Whenever you are out shopping for your fur kid, have a list so you do not go astray from your original purpose. When you are out to purchase toys and accessories, come up with a specific number of items that you will allow yourself to buy. Open yourself to the possibility that should you need something in the future, you can always come back to buy it. There is no need to panic purchase everything right now.

 

Socializing

New pet owners do not realize immediately the crucial need of every dog to learn how to socialize. A social dog will always have a strong foundation of confidence and friendliness, thus removing anxiety in dealing with people or animals they interact with for the first time.

If you happen to get a puppy, make it a habit to bring them to places where there will be a good chance for them to interact with other dogs. An example of this is the local dog park. Just ensure that your puppy is fully vaccinated to avoid diseases. 

For older dogs, slowly and surely introduce them to other humans and animals. Do not bring them immediately to gatherings as this may be stressful and traumatic for them. Introduction in dogs in their later years is a gradual and consistent process, and patience is truly appreciated on your end as an owner.

 

Biting and Rough Play

Dogs, especially puppies, are very prone to biting and horseplay.

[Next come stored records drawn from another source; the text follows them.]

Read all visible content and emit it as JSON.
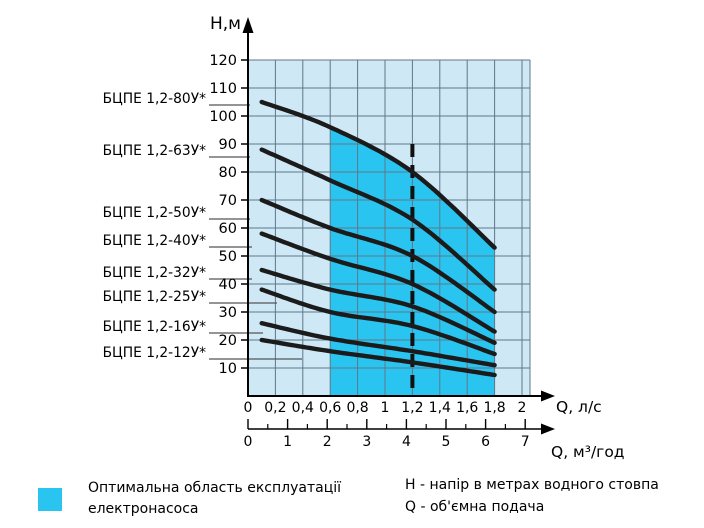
{
  "chart_data": {
    "type": "line",
    "title": "",
    "y_axis": {
      "label": "Н,м",
      "min": 0,
      "max": 120,
      "ticks": [
        120,
        110,
        100,
        90,
        80,
        70,
        60,
        50,
        40,
        30,
        20,
        10
      ]
    },
    "x_axis_primary": {
      "label": "Q, л/с",
      "min": 0,
      "max": 2,
      "ticks": [
        [
          0,
          "0"
        ],
        [
          0.2,
          "0,2"
        ],
        [
          0.4,
          "0,4"
        ],
        [
          0.6,
          "0,6"
        ],
        [
          0.8,
          "0,8"
        ],
        [
          1,
          "1"
        ],
        [
          1.2,
          "1,2"
        ],
        [
          1.4,
          "1,4"
        ],
        [
          1.6,
          "1,6"
        ],
        [
          1.8,
          "1,8"
        ],
        [
          2,
          "2"
        ]
      ]
    },
    "x_axis_secondary": {
      "label": "Q, м³/год",
      "min": 0,
      "max": 7,
      "major_ticks": [
        [
          0,
          "0"
        ],
        [
          1,
          "1"
        ],
        [
          2,
          "2"
        ],
        [
          3,
          "3"
        ],
        [
          4,
          "4"
        ],
        [
          5,
          "5"
        ],
        [
          6,
          "6"
        ],
        [
          7,
          "7"
        ]
      ],
      "minor_ticks": [
        0.5,
        1.5,
        2.5,
        3.5,
        4.5,
        5.5,
        6.5
      ]
    },
    "grid": true,
    "series": [
      {
        "name": "БЦПЕ 1,2-80У*",
        "points": [
          [
            0.1,
            105
          ],
          [
            0.6,
            96
          ],
          [
            1.2,
            80
          ],
          [
            1.8,
            53
          ]
        ]
      },
      {
        "name": "БЦПЕ 1,2-63У*",
        "points": [
          [
            0.1,
            88
          ],
          [
            0.6,
            77
          ],
          [
            1.2,
            63
          ],
          [
            1.8,
            38
          ]
        ]
      },
      {
        "name": "БЦПЕ 1,2-50У*",
        "points": [
          [
            0.1,
            70
          ],
          [
            0.6,
            60
          ],
          [
            1.2,
            50
          ],
          [
            1.8,
            30
          ]
        ]
      },
      {
        "name": "БЦПЕ 1,2-40У*",
        "points": [
          [
            0.1,
            58
          ],
          [
            0.6,
            49
          ],
          [
            1.2,
            40
          ],
          [
            1.8,
            23
          ]
        ]
      },
      {
        "name": "БЦПЕ 1,2-32У*",
        "points": [
          [
            0.1,
            45
          ],
          [
            0.6,
            38
          ],
          [
            1.2,
            32
          ],
          [
            1.8,
            19
          ]
        ]
      },
      {
        "name": "БЦПЕ 1,2-25У*",
        "points": [
          [
            0.1,
            38
          ],
          [
            0.6,
            30
          ],
          [
            1.2,
            25
          ],
          [
            1.8,
            15
          ]
        ]
      },
      {
        "name": "БЦПЕ 1,2-16У*",
        "points": [
          [
            0.1,
            26
          ],
          [
            0.6,
            20.5
          ],
          [
            1.2,
            16
          ],
          [
            1.8,
            11
          ]
        ]
      },
      {
        "name": "БЦПЕ 1,2-12У*",
        "points": [
          [
            0.1,
            20
          ],
          [
            0.6,
            16
          ],
          [
            1.2,
            12
          ],
          [
            1.8,
            7.5
          ]
        ]
      }
    ],
    "optimal_region": {
      "q_min": 0.6,
      "q_max": 1.8,
      "bounded_above_by": "БЦПЕ 1,2-80У*"
    },
    "nominal_flow_line": {
      "q": 1.2,
      "h_from": 0,
      "h_to": 90,
      "style": "dashed"
    },
    "colors": {
      "plot_bg": "#cee8f6",
      "optimal_region": "#29c5f0",
      "grid_line": "#5f7788",
      "curve": "#1b1b1b",
      "axis": "#000000",
      "leader_line": "#555555"
    }
  },
  "legend": {
    "swatch_color": "#29c5f0",
    "line1": "Оптимальна область експлуатації",
    "line2": "електронасоса"
  },
  "notes": {
    "line1": "Н - напір в метрах водного стовпа",
    "line2": "Q - об'ємна подача"
  }
}
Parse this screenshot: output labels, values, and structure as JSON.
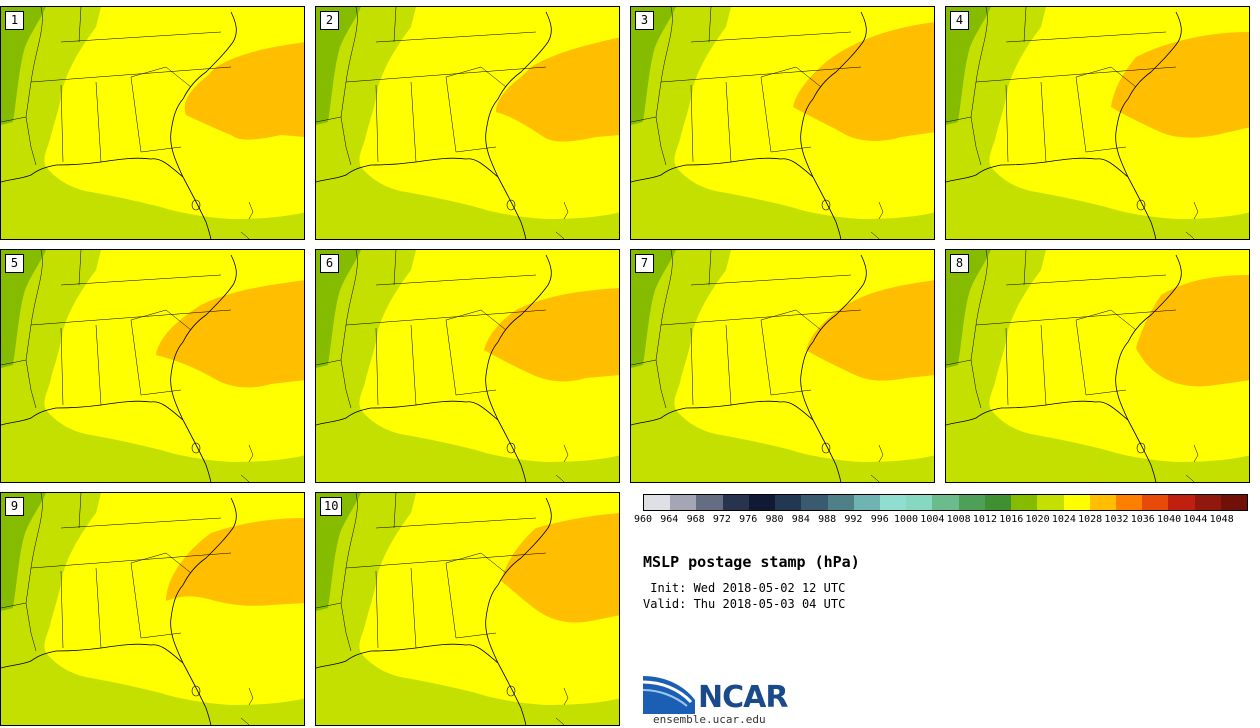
{
  "panels": [
    {
      "label": "1"
    },
    {
      "label": "2"
    },
    {
      "label": "3"
    },
    {
      "label": "4"
    },
    {
      "label": "5"
    },
    {
      "label": "6"
    },
    {
      "label": "7"
    },
    {
      "label": "8"
    },
    {
      "label": "9"
    },
    {
      "label": "10"
    }
  ],
  "colorbar": {
    "colors": [
      "#dfe0e6",
      "#a4a6b6",
      "#646d82",
      "#28334e",
      "#101a35",
      "#223752",
      "#3a5a70",
      "#4f8088",
      "#6fb3b3",
      "#8fded0",
      "#86d9c0",
      "#6bbb8c",
      "#4e9f58",
      "#3f9030",
      "#85bc00",
      "#c4e000",
      "#ffff00",
      "#ffbe00",
      "#ff8000",
      "#e84a0a",
      "#c02010",
      "#90180c",
      "#701008"
    ],
    "ticks": [
      "960",
      "964",
      "968",
      "972",
      "976",
      "980",
      "984",
      "988",
      "992",
      "996",
      "1000",
      "1004",
      "1008",
      "1012",
      "1016",
      "1020",
      "1024",
      "1028",
      "1032",
      "1036",
      "1040",
      "1044",
      "1048"
    ]
  },
  "title": "MSLP postage stamp (hPa)",
  "init": " Init: Wed 2018-05-02 12 UTC",
  "valid": "Valid: Thu 2018-05-03 04 UTC",
  "logo": {
    "text": "NCAR",
    "url": "ensemble.ucar.edu"
  }
}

As new dog owners, we unintentionally tolerate this because we might think this is normal and a part of their development that they will eventually outgrow. Before we know it, we have a huge boy roughing up our guests, thinking it’s all harmless fun.

This is an unhealthy mindset for both the owner and the pet. To avoid any form of rough play and play biting from progressing, we need to sternly and consistently flag at the earliest sign. Training is essential not only for your dog but also for yourself. If you happen to have a puppy, start young and never break from the set of rules you placed. Mature dogs need constant reminding. Do not lose your temper. Instead, show them how it is done even if it takes several times.

 

Overfeeding

A dog with an impressive appetite is always fun to feed. This is dangerous, though. As a new owner, you may get a sense of fulfillment whenever your dog finishes what you have placed in their bowl that you are more than willing to give them seconds. Doing this often will give your dog the impression that this is the normal serving for them, and will be hungry for the same amount of food all the time. Just imagine the amount of danger you are subjecting them into! Not to mention expensive veterinarian bills in the near future if you continue this habit.

Read on how much you should be feeding your fur baby depending on their weight and amount of activity they engage in. There is nothing wrong with giving treats, especially if your dog deserves it. Why not break the treat in half instead? Also, learn to study the ingredients of the dog treat you will be purchasing. Always go for the natural!

While it is true that some of these mistakes are hard to avoid, you can always lessen the impact by doing your best to prevent them. Enjoy the ride of having your very first dog. It is nerve-wracking but seeing things turn out for the best is a pride every dog owner lives for.